After twelve years and a journey that started with drivers swapping cars mid-race because a single battery couldn’t last, the 975 RSE is Porsche’s answer to everyone who ever doubted that electric motorsport could be truly, viscerally fast.
There is a detail buried in the history of Formula E that tells you everything about how far the sport has travelled. When the championship launched more than two years ago, teams brought two cars to each race. Not as a spare, but as a necessity. Midway through every race, drivers would pit, climb out of one car and into another, because the battery technology of the era simply could not sustain a full race distance.

Fast forward,literally, to 2026. Porsche’s new 975 RSE produces 600 kW (816 hp) in Attack Mode, hits 100 kph in approximately 1.8 seconds, and is projected to reach 335 kph. Those numbers do not belong to electric motorsport’s cautious past, they come closer and closer to Formula 1’s present. The argument that battery-electric racing is a diluted, compromised sport is gradually diminishing. Or at least that’s what the participants are aiming for with their newest cars.
Nomen est omen
Porsche named the car with characteristic precision.
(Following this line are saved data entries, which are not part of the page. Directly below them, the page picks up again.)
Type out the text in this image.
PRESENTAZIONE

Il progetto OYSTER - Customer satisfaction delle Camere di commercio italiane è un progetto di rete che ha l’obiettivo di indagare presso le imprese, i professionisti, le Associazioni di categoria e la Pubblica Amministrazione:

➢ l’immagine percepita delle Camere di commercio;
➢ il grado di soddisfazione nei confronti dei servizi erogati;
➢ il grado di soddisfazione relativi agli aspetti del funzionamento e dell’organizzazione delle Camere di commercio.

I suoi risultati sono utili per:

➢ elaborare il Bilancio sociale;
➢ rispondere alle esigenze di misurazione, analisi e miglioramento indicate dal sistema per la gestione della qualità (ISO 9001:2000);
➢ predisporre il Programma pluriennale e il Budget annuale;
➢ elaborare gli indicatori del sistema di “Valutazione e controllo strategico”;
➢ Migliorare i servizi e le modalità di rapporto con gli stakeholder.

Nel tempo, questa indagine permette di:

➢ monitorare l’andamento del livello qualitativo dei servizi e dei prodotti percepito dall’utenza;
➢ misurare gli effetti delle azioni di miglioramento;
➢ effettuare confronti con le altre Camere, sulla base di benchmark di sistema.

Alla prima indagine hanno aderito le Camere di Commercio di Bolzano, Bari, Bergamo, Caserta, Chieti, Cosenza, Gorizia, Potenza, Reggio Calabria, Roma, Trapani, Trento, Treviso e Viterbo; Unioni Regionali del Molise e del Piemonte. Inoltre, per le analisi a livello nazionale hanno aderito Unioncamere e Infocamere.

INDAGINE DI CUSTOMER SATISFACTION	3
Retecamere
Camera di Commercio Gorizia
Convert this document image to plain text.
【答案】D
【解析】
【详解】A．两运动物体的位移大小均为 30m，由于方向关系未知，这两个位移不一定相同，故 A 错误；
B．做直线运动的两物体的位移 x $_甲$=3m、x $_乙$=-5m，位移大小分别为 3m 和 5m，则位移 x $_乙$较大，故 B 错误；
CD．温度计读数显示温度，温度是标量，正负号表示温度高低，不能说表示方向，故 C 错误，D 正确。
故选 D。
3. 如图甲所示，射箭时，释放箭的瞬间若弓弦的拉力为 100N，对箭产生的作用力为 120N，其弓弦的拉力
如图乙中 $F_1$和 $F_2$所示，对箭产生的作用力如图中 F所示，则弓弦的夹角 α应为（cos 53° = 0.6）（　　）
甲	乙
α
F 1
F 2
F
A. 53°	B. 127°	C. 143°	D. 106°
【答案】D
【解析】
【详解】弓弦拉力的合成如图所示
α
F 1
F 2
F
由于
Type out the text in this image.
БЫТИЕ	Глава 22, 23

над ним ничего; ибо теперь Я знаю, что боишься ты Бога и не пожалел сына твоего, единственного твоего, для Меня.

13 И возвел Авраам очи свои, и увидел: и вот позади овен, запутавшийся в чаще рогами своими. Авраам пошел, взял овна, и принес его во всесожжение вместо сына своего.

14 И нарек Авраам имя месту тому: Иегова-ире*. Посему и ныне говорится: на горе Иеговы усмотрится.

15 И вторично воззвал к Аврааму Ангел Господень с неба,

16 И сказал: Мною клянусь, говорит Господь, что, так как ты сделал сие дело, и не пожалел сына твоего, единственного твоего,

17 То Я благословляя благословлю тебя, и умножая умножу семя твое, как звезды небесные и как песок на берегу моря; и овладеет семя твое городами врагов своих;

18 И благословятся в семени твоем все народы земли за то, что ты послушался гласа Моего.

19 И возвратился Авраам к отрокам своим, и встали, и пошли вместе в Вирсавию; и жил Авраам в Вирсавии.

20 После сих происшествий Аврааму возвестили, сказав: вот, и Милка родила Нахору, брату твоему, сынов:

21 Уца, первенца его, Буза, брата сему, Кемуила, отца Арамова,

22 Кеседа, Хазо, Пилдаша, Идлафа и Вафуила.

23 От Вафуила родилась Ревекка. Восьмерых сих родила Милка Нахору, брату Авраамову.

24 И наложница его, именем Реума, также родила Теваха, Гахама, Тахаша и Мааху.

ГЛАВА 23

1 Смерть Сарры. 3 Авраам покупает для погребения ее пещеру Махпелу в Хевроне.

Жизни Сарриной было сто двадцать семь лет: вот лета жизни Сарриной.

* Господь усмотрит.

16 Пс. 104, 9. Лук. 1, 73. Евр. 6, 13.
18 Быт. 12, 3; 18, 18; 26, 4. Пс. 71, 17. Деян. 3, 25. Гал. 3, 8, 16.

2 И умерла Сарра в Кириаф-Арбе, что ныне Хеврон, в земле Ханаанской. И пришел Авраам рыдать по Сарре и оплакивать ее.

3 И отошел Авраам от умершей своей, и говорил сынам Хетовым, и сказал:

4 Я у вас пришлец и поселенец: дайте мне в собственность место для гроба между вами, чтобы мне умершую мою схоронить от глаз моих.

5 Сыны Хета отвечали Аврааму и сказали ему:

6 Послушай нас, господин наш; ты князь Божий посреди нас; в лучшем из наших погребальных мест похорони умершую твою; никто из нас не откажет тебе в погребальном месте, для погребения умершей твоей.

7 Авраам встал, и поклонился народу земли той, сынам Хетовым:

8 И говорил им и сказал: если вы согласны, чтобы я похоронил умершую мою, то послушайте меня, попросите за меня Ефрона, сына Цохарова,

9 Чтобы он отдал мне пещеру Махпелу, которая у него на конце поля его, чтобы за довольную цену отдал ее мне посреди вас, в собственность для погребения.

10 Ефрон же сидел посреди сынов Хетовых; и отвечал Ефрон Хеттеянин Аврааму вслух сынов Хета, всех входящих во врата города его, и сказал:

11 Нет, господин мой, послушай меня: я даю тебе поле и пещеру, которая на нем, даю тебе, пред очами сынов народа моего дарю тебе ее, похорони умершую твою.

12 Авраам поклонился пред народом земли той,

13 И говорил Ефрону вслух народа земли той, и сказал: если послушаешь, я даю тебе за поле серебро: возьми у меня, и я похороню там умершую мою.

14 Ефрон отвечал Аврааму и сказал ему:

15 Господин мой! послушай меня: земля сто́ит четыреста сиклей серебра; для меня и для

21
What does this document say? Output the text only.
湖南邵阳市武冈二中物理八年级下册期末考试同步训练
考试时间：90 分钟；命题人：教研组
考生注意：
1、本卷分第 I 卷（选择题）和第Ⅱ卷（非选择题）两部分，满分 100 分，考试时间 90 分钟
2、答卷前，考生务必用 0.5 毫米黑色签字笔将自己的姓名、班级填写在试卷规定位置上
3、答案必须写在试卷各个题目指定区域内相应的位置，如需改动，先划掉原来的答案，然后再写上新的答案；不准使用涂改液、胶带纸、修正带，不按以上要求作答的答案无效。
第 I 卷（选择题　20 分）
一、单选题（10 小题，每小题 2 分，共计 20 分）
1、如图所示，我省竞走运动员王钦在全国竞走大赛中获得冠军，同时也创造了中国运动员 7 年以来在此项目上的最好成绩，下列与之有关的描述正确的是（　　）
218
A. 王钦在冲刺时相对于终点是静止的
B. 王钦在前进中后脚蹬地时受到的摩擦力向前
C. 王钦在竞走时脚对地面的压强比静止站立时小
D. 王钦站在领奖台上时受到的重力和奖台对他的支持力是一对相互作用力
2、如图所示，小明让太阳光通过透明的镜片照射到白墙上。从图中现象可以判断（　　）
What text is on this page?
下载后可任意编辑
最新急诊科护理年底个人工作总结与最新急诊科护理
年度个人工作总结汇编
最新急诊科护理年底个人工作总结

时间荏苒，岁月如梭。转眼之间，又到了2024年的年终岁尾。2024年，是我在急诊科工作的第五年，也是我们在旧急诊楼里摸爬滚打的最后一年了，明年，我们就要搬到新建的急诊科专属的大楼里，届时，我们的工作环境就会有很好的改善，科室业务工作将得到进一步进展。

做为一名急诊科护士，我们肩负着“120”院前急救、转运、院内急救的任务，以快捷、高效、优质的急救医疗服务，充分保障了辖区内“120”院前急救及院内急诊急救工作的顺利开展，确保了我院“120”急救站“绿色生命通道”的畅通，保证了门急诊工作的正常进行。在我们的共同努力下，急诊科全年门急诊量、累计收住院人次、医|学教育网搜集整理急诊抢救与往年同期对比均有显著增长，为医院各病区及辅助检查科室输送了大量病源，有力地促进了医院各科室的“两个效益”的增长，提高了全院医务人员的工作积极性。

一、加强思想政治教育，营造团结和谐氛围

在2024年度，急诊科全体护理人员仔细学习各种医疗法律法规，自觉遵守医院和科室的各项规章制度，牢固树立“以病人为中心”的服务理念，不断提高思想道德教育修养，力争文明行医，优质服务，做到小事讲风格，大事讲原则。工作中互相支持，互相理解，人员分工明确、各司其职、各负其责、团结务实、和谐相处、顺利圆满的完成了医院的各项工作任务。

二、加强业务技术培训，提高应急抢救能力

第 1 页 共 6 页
The ‘9’ is the traditional prefix for Porsche’s racing cars. The ’75’ marks 2026 as the 75th anniversary of Porsche Motorsport. ‘RSE’ needs almost no translation in Stuttgart: Rennsport Elektrisch.
The car it replaces, the 99X Electric, has won four world championship titles. It has not yet finished its run. Pascal Wehrlein currently leads both the drivers’ and manufacturers’ championships, with the 99X contesting its final race in London this August. After that, the 975 RSE debuts in December.
71% more power
In the Attack Mode, the 975 RSE delivers 71% more peak power than its predecessor. Permanent all-wheel drive is new for GEN4; all previous generations were rear-wheel only. Wider tracks, new tyres, and up to 150% more aerodynamic downforce than the GEN3 Evo mean the racing car’s power actually reaches the road.

The figure that matters most to Porsche, though, is drivetrain efficiency above 97%. Thomas Laudenbach, VP of Motorsport, was blunt: “EVs are not only catching up with the standards we are used to; their strengths are becoming increasingly evident, on the track and on the road.”
Agressive driving
That “on the road” reference is no coincidence. Formula E is explicitly designed as an engineering laboratory: manufacturers develop the motor, inverter, gearbox, and software that also appear in their production cars. The 51.25 kWh battery is the one thing no team may touch, as it is standard-supplied across the grid. But everything else is a proxy for the boardroom.
Both Wehrlein and Nico Müller have already had a profound taste of their new racing weapon. Wehrlein pitches it as “a real eye-opener for fans and critics.” Müller was more precise: “I’m a big fan of how aggressively you can drive.”